As a part of an immigrant family that moved to the States from a place with considerably less freedoms and (at the time) little material comforts to speak of, I, like hundreds of millions before me saw the US as a leading light in this world. This is not just in terms of economic strength, but also freedoms, innovative thought, happiness in life, and the embrace of people from everywhere, holding all sorts of beliefs and maintaining all kinds of lifestyles. There was an TV ad at the beginning of the Clinton presidency that had people with various ethnic backgrounds and from all walks of life say to the camera, “I am America”, including a Korean guy, who made me feel that us Asians were not excluded either. That trajectory of expanding inclusiveness had not really ended until the present day. Now however we as Americans, new or deep-rooted, are contemplating an upcoming era when historical progresses will be undone. The Neanderthals left behind by cultural and societal evolution are coming back to destroy our civilization.

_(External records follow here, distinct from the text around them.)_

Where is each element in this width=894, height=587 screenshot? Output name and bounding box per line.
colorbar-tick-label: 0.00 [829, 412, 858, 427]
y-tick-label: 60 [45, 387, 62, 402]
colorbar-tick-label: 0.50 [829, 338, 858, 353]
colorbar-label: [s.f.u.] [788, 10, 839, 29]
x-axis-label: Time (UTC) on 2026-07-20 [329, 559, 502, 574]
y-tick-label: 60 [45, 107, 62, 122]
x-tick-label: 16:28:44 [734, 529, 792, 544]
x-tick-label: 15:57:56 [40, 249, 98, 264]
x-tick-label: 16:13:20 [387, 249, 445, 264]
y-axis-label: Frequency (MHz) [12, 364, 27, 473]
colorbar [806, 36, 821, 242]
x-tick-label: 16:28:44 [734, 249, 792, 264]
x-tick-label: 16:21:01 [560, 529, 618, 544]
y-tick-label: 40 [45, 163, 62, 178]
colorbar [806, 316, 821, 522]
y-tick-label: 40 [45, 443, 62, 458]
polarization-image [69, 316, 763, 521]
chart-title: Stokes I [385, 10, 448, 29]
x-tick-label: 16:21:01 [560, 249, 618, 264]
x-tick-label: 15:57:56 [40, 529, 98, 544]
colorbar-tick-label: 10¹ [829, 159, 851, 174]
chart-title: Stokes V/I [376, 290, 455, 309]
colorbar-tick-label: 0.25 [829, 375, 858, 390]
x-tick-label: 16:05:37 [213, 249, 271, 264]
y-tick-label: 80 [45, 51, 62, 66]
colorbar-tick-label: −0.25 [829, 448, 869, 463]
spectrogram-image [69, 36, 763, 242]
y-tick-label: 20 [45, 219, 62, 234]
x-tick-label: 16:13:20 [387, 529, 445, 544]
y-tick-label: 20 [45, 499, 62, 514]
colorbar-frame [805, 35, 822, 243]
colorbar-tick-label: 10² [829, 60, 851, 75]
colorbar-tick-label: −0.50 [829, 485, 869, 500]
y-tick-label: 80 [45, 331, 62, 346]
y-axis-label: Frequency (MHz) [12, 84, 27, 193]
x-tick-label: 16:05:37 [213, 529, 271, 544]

All of us who have come to this land, or were born on this land have understood that America is a place of last refuge from the awfulness of the rest of the world. Oftentimes its people were able to come together in ways incomprehensible to the rest of the world. “American Exceptionalism” is an acknowledgment to the fact that America had always been able to do good for itself and others in the world, and it’s worth holding blind faith in the country no matter what it does. That faith had began to be eroded with the reckless responses to 9/11 under G.W. Bush. Still, we say to ourselves (and to everyone else in the world), whatever America does is ultimately for the good of mankind, because history had proven to be so. Throughout the 20th century, in almost everything ranging from the sciences to cultural values, the US had indeed led the world along, however fractious its internal politics may be. Its people are good at heart, and things like the 2000 election were just examples of the people falsely being manipulated by political machinery. Even then, the somewhat incompetent president we elected was well-intentioned. So what had the 2016 election shown? Bigotry and prejudices had won. Alienation and fear had won. Lies and selfishness had won. Authoritarian governments like China and Russia are gloating. Democracies everywhere had lost the example that they’ve always looked up to. Immigrants like us with none-white skin colors can no longer feel safe, and the white population itself is bitterly divided. There is no longer a place to belong, no melting pot. We are all, in this country, refugees from what we had hoped to be our home, whether adopted or born into.
One thing that’s left though is the eternal, almost freakish optimism that all Americans possess. That means all of us will be striving for a better tomorrow however way we see it, and perhaps the collective mind of the people will be able to understand soon enough its mistake and course-correct. That, at least, is the view from my particular pair of rose-tinted glasses.